Over the years, meaning the last two decades, I have developed a certain writing process that has proven to bring out my creativity and illustrate my love of words. But, now as a widowed retirement community resident, that process has been turned on its ear, and what comes next is what this post is all about.
One thing that hasn’t changed is that my truest creativity cannot be turned on like a switch. I know very shortly after I start writing whether that day will be a productive one. If it isn’t, then I do something else. But, when the juices are flowing, and I am in my “zone”, I can shut the world out and spend almost 100% of my energy writing for at least a couple of hours at a time, and often for a full day. I think my Aspie traits have a powerful effect in this area, and I am thankful for that.
My most productive times are the mornings. My brain works overtime on the thoughts I took to bed, so when I wake up, I “must” put them down before they vaporize. That is the same now as it always has been.
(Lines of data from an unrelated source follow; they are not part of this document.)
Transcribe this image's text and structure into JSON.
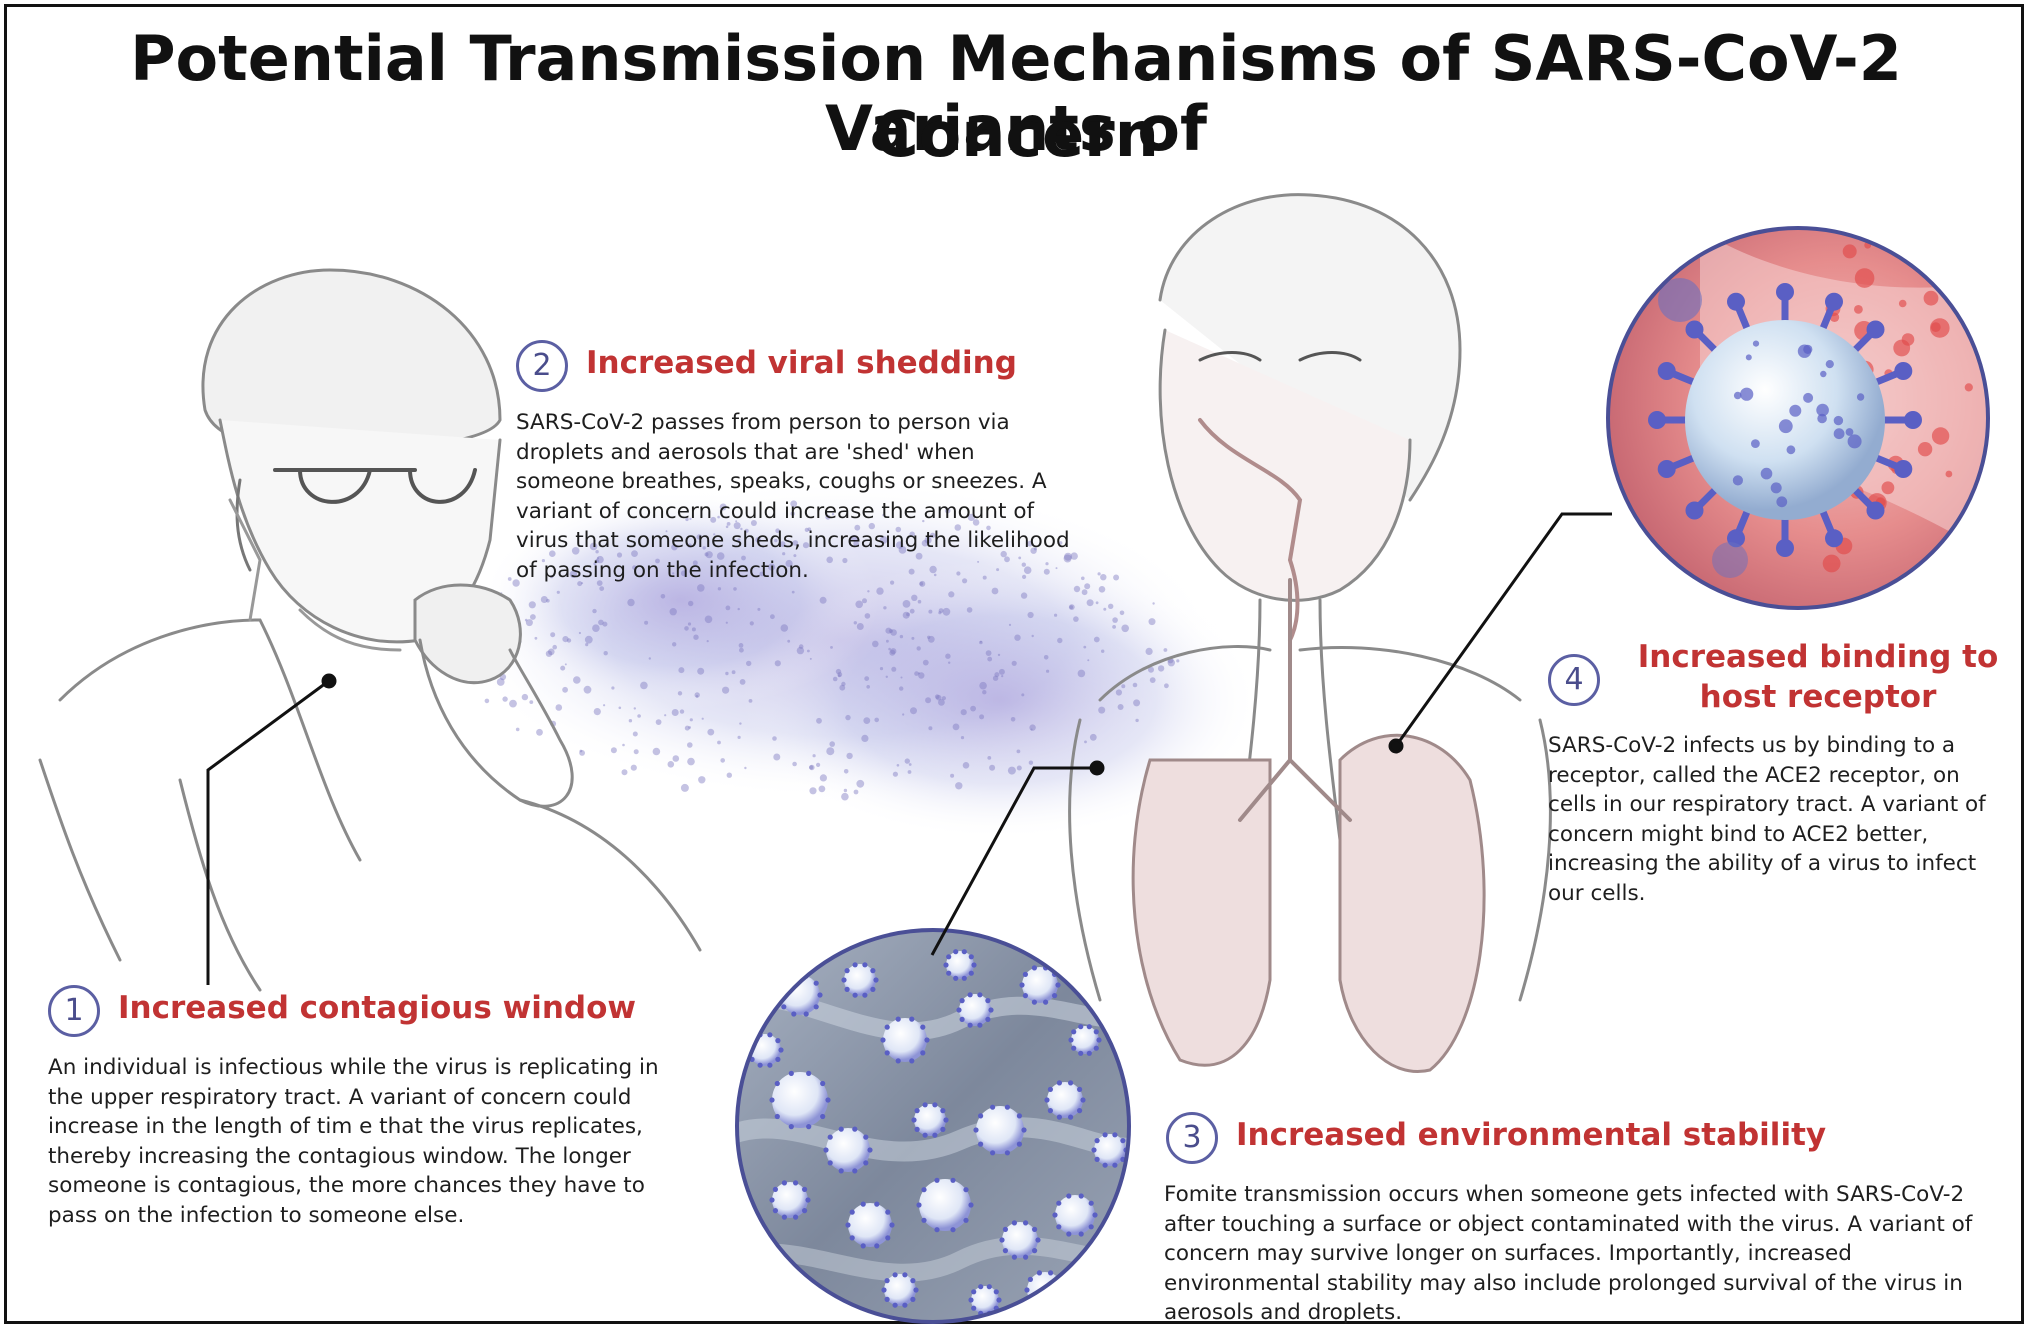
{
  "title": {
    "line1": "Potential Transmission Mechanisms of SARS-CoV-2 Variants of",
    "line2": "Concern"
  },
  "callouts": [
    {
      "number": "1",
      "heading": "Increased contagious window",
      "body": "An individual is infectious while the virus is replicating in\nthe upper respiratory tract. A variant of concern could\nincrease in the length of tim e that the virus replicates,\nthereby increasing the contagious window. The longer\nsomeone is contagious, the more chances they have to\npass on the infection to someone else."
    },
    {
      "number": "2",
      "heading": "Increased viral shedding",
      "body": "SARS-CoV-2 passes from person to person via\ndroplets and aerosols that are 'shed' when\nsomeone breathes, speaks, coughs or sneezes. A\nvariant of concern could increase the amount of\nvirus that someone sheds, increasing the likelihood\nof passing on the infection."
    },
    {
      "number": "3",
      "heading": "Increased environmental stability",
      "body": "Fomite transmission occurs when someone gets infected with SARS-CoV-2\nafter touching a surface or object contaminated with the virus. A variant of\nconcern may survive longer on surfaces. Importantly, increased\nenvironmental stability may also include prolonged survival of the virus in\naerosols and droplets."
    },
    {
      "number": "4",
      "heading": "Increased binding to host receptor",
      "body": "SARS-CoV-2 infects us by binding to a\nreceptor, called the ACE2 receptor, on\ncells in our respiratory tract. A variant of\nconcern might bind to ACE2 better,\nincreasing the ability of a virus to infect\nour cells."
    }
  ],
  "colors": {
    "heading_red": "#c13333",
    "badge_border": "#5b5fa3",
    "aerosol_purple": "#8e86c9",
    "virus_blue": "#5a5fc4",
    "tissue_pink": "#e58e8e",
    "surface_gray": "#8c98ab"
  },
  "illustrations": {
    "left_figure": "coughing-person",
    "right_figure": "woman-respiratory-anatomy",
    "aerosol": "aerosol-cloud",
    "surface_inset": "virus-on-surface-inset",
    "receptor_inset": "virus-binding-inset"
  }
}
For the last few hectic months, my brain has been running at an unsustainable Autobahn speed, with at least a half dozen things swirling around at the same time. It seems to now be slowing down to an Interstate speed, and hopefully will eventually be at a safer, more comfortable 55 mph cruising speed. I don’t know if I am an anomaly or if this is typical of others, but that is as it is.
I usually have at least a dozen different posts in the draft stage at any one time here at RJsCorner, but sometimes there are, like now, twenty-five in my queue and subsequently my brain seems to be working on all of them concurrently!
Finally, I want to get to the comparing the new writing process to the one that was in place six months ago.
One of the things that is dramatically different is the frequency and duration of my productivity. Six months ago, when it was my wife and me, I seldom touched a keyboard after dinner. I spent that time reading and with TV. We usually spent about two hours every night watching TV. During that time, thoughts would come and as quickly go. Now that I am alone and due to my new cozy environment, there are only about six steps between my “watching” chair and my computer keyboard, I quickly hit the pause button to write more things down now. The frequency of that would have driven my wife crazy. Sometimes that “writing down” process takes a couple of seconds, and sometimes it is an hour or more! There is no longer anyone screaming (in sign language that is 🙄) asking where I am. I now go as long as the creative spurt lasts. At this time, I really don’t know whether this new process is an improvement or not? But, it does make my writing process more intense and more frequent.